Cometh the hour, Cummins the man

Pat Cummins
Pat Cummins (Image: Twitter/X)

The great Indian dream kept slip-sliding away before dying a slow death. It was fun as long as it lasted. But it was not to linger. Australia overpowered India in every department to clinch a sixth World Cup amidst an ocean of blue in Ahmedabad.

This was a great Indian World Cup team. Better, perhaps, than those which won the titles in 1983 and 2011. In the end, however, this remained India’s greatest-ever 10-match ODI team. They came, saw and conquered, but just for that many games.

Travis Head, with the bat, was obviously the biggest thorn in India’s flesh. But the first step of dismantling the Indian enterprise began with Australia’s fielding. The player included late in the side was instrumental in that as well. Head’s catch to send back a Rohit Sharma threatening to go berserk was the turning point of the match.

The signs were seen before that. There were several saves showing copious amounts of fitness, focus and commitment inside the circle and on the boundary line. Those kept India from making a better start despite a flurry of forceful strokes from Rohit.

This was undoubtedly the first instance of a team winning a World Cup primarily by dint of fielding. Diving, sliding, catching and doing the essentials with two hands — this was an exemplary exhibition of sustained fielding excellence showing supreme technique, agility, fitness, dedication and sense of the occasion.

Australia did it match after match. Taking names is futile. All of them were embodiments of fierce commitment when it came saving ones, twos, fours and taking catches. If you have to, remember David Warner, Glenn Maxwell, Marnus Labuschagne and, of course, Pat Cummins.

Cummins is a rare figure. A captain who is a fast bowler par excellence, who bats effectively when the chips are down and takes catches which turn matches! It’s too much of a combination. Cummins was the fulcrum, the galvanizer, the stabilizer and the single-point inspiration for this team. He was the man behind this turnaround.

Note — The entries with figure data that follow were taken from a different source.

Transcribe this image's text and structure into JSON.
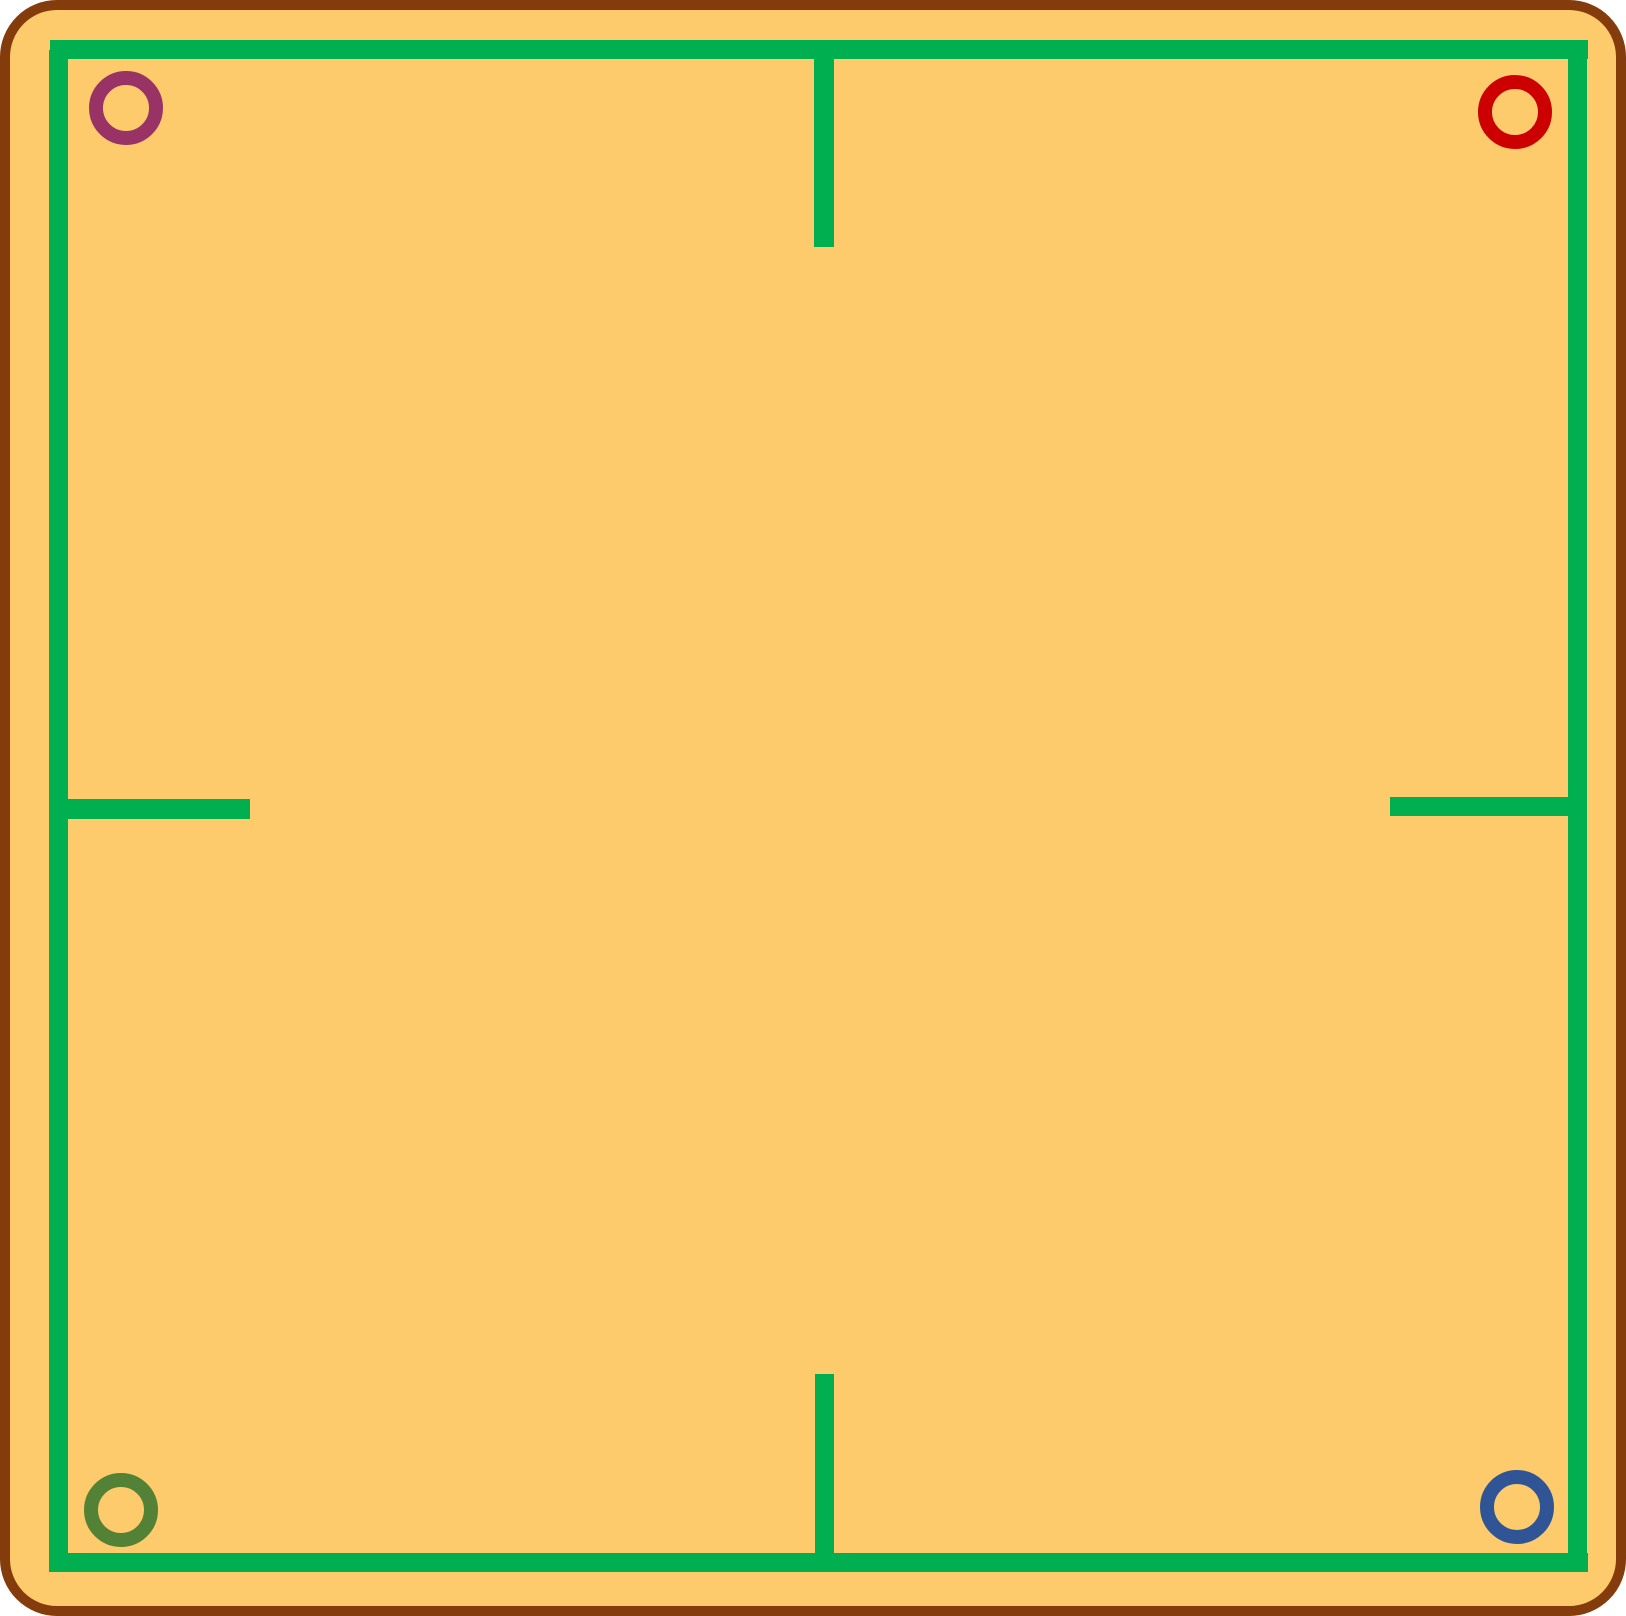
{
  "board": {
    "background_color": "#FECB6C",
    "border_color": "#843C0C",
    "wall_color": "#00B050"
  },
  "markers": [
    {
      "name": "marker-top-left",
      "color": "#993366"
    },
    {
      "name": "marker-top-right",
      "color": "#CC0000"
    },
    {
      "name": "marker-bottom-left",
      "color": "#538135"
    },
    {
      "name": "marker-bottom-right",
      "color": "#2F5597"
    }
  ]
}
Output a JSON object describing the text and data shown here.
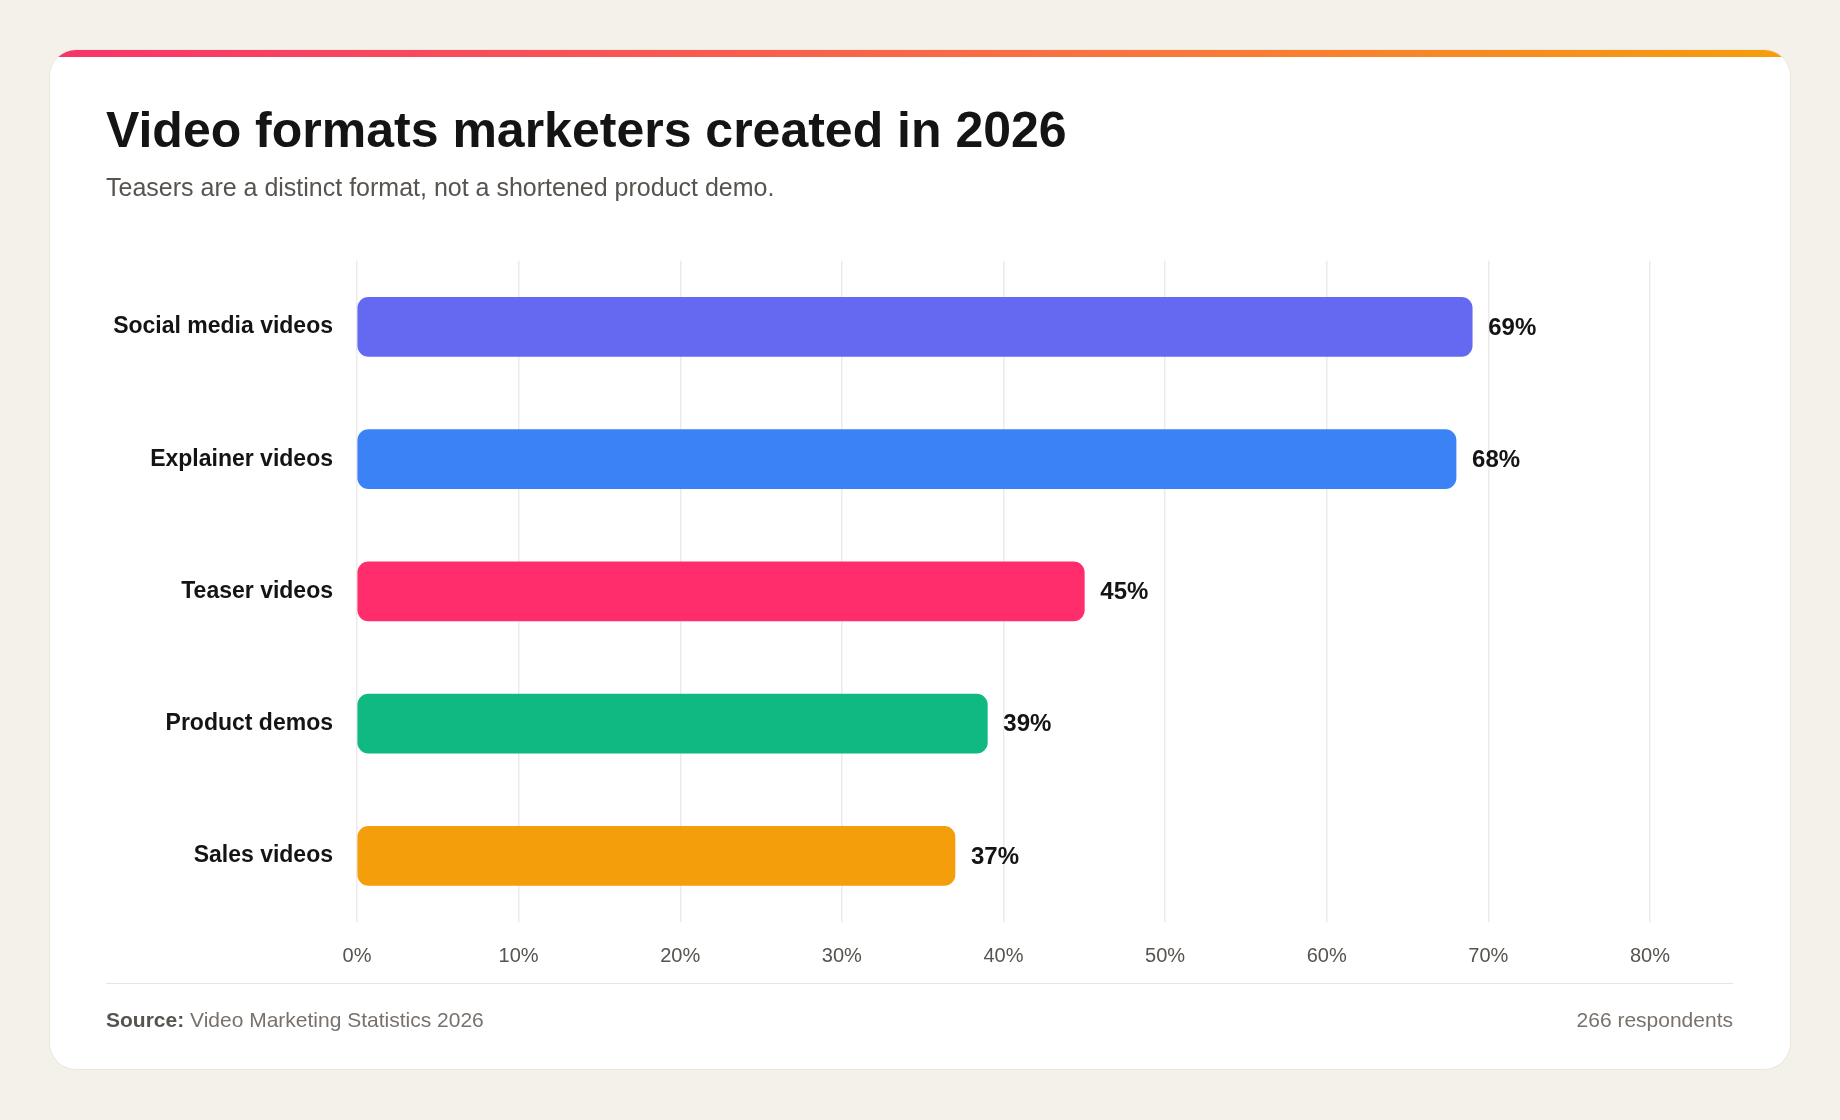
{
  "chart_data": {
    "type": "bar",
    "orientation": "horizontal",
    "title": "Video formats marketers created in 2026",
    "subtitle": "Teasers are a distinct format, not a shortened product demo.",
    "categories": [
      "Social media videos",
      "Explainer videos",
      "Teaser videos",
      "Product demos",
      "Sales videos"
    ],
    "values": [
      69,
      68,
      45,
      39,
      37
    ],
    "colors": [
      "#6469f1",
      "#3b82f6",
      "#ff2d6b",
      "#10b981",
      "#f59e0b"
    ],
    "value_labels": [
      "69%",
      "68%",
      "45%",
      "39%",
      "37%"
    ],
    "xlim": [
      0,
      80
    ],
    "xticks": [
      {
        "value": 0,
        "label": "0%"
      },
      {
        "value": 10,
        "label": "10%"
      },
      {
        "value": 20,
        "label": "20%"
      },
      {
        "value": 30,
        "label": "30%"
      },
      {
        "value": 40,
        "label": "40%"
      },
      {
        "value": 50,
        "label": "50%"
      },
      {
        "value": 60,
        "label": "60%"
      },
      {
        "value": 70,
        "label": "70%"
      },
      {
        "value": 80,
        "label": "80%"
      }
    ],
    "grid": "x",
    "legend": false,
    "annotations": [
      "Source: Video Marketing Statistics 2026",
      "266 respondents"
    ]
  }
}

Australia were not doing well before the World Cup and shortly into it. Naturally boisterous and aggressive cricketers, they needed a calming influence after going through periods of turmoil. They did not have obvious leadership options. Stepping in at this juncture and justifying the faith of those who selected him, Cummins distinguished himself as a captain who prefers the backstage and gets the job done.

One has to give it to Cummins, the commander who embodies calmness. An anti-thesis of some illustrious Australian captains because he does not brag, Cummins came across as a true leader. He kept quiet, stayed in the background and came to the fore when needed, masterminding things from the backstage. Cummins brought about the understated steadfastness Australia needed.

This has to rank at the top of Australia’s World Cup triumphs. Never before had the odds been stacked so much against them. With due respect to that Maxwell double-century, Adam Zampa’s tally of wickets and everything else, fielding was the standout feature of this journey against adversities, led and inspired by a certain Saint Patrick. He supervised the process which took way what was going to be India’s World Cup.